The technology is fast and furious and it’s difficult to navigate. It’s not just how you get info out there, but more around how you can control it. With the integration of social networking sites like Linked In, Facebook, Yelp, Myspace, the point is clear- the internet is changing and it’s more interactive then ever before. It’s the internet on steroids.
Web content providers offer all kinds of freebies and discount promotions to get you started, but you normally find after you get started that there are all kinds of of other bells and whistles that you’ll need. Let’s try to set the record straight.
First Things First
You need a plan. You need to sit down and define the objectives of the site.
Here are a few questions to consider:
- How do you hope they find you?
- Are you sending your constituents to your site, or are you competing in the “search craze” hoping search engines like google will get you there?
- How long do you want them to stay on your site?
- Do you want their opinion on anything?
- Where do you plan to get your information from? Self created or from somewhere else?
- Do you want visitors to register so you can contact them later?
- Is your content going to change?
- Are you trying to automate certain processes online? e.g. sell something, take an order, confirm a shipment.
- Does the information need to go to a mobile device?
There’s lots of additional questions. The point is here’s where you start thinking: “who, what, when, where, why, how? Think it thru. Take a look on the web and start looking for things you like or appreciate.
What’s Web 2.0?
Web 2.0 is nothing more than the same internet powered with the ability to interact with the user. But be careful what you wish for. You’ve heard about places like Facebook, Myspace, blogsites and such. These are sites built to draw the user in and share, collaborate, communicate. If that’s not your intention, then maybe the complexities of web 2.0 are not for you. I personally love the idea. But there needs to be controls so you don’t get runnaway commentary, posted pornography (unless you want that sort of thing), or negative commentary. It’s a bit of an unfiltered world, and it can become time consuming to control. So be careful.
There’s a term used frequently which you need to understand. Web sites today are not just information you create on your computer and upload to your site. An effective site today will make use of software applications and data that are somewhere else (in the virtual cloud). You may never see it- you may never look at it. But you will need to integrate it into the architecture of you site. Blogs are great examples of “software in the cloud.” You can simply go to a place like wordpress.com and in a few minutes get a free website ready to go with all kinds of supporting software (called widgets) that quickly plug into your blog. It’s confusing for the newbie, but in actuality, it’s opened up a whole new world of communication between those who want to communicate and those who want to learn.
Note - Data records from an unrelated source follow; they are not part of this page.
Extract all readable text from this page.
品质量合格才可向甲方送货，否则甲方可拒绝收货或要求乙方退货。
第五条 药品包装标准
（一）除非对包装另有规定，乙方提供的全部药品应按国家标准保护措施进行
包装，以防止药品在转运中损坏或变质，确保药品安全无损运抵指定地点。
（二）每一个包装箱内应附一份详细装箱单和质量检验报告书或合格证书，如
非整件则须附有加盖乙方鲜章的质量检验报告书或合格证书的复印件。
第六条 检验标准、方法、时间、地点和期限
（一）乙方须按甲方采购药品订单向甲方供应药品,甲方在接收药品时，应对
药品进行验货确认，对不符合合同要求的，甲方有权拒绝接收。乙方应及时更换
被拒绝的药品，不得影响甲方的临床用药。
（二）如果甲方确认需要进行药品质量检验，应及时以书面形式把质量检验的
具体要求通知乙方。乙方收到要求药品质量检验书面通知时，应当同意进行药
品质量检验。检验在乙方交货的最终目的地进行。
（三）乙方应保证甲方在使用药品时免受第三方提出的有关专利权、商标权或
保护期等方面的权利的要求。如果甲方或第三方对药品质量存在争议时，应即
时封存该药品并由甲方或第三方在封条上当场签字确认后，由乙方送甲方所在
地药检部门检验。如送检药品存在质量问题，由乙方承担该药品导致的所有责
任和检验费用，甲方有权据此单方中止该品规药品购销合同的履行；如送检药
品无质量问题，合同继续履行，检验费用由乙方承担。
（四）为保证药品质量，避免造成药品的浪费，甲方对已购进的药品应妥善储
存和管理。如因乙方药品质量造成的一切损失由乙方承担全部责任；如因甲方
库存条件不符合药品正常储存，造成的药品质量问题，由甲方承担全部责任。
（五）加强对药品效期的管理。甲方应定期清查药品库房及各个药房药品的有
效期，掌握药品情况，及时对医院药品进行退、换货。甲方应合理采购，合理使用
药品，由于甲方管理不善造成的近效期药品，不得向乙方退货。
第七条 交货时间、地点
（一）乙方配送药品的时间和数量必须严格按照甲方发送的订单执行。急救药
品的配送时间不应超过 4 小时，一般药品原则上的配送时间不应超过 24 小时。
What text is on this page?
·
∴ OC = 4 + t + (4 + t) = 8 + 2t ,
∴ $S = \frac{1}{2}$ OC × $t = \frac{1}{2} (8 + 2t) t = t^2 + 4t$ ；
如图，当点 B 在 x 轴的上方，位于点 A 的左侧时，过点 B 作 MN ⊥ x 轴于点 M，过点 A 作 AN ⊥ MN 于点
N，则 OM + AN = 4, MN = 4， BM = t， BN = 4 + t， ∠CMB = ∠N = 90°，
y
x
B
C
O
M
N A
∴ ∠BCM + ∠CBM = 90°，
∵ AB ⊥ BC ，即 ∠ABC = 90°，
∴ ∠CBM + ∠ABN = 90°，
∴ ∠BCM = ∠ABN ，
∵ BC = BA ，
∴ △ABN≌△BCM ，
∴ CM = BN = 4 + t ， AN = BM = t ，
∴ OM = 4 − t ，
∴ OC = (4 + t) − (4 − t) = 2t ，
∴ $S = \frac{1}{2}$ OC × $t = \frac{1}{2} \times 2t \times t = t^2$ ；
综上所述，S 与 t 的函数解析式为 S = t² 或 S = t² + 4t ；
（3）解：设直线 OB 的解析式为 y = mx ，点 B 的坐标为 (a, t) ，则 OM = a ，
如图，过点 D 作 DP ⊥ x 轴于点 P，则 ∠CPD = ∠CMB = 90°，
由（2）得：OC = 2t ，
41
But again, it’ll only work if it fits the architecture of your design.
Tips and Suggestions for Creating a New Web Identity
I can’t come up with them all, but here are a few words of wisdom:
- Personal Websites – Blogs are a great web solution that cost almost nothing to get up and running.
- Small Clubs/Organizations: Blog sights like Blogger and WordPress are great options.
- Blogs are good for those with little money to invest.
- If you’re a business – start basic, but think about a long term strategy.
- It’s like building a house – you better have an architect to convert your vision to paper. Your plan is your drawings.
- All businesses no matter what need a marketing plan and money allocated to the cause (a % of revenue).
- A web presence blows away any yellow page ad! So if you think you don’t have marking money- go look there.
- Unless your an individual building a personal site, don’t dabble in web design.
- There’s a science and a business to get to the top of a search engine query. It’s called SEO (search engine optimization).
- Want a professional design – hire a professional. Seriously.
- The second someone mentions database – your costs are going up.
- Your website will crash – they break – so know who’s gonna fix it.
- Support contracts are needed becuase the internet changes. So don’t be left out when a forced upgrade somewhere kills your website.
- Tech Developers in the US will run $50-$150/hr, unless you have some contract. It’s right up there with plumbers, but not quite at lawyer levels. It is worth the effort.
- Those who design sites are Project Mgrs, Business Analysts, Web Designers. Don’t hire a web developer to design. They’ll just build what you tell ’em to build. There are the occasional builder who’s a GC and an Architect. Beware of the “bundle.”
- The minute you get fancy- the cost goes up.
- More bells don’t mean they’ll stay.
- Get visitors to stay. Video is a great “keeper”.
- If you get them to register for something – you’ll be able to contact them later.
- Change your content, or they won’t come back.
- Video is big – it keeps your visitors there longer.
- Get your visitors to do someting, or at least provide the ability to do something (poll/comment/vote/recommend).
What else have you learned or seen? I’m sure there’s more to consider.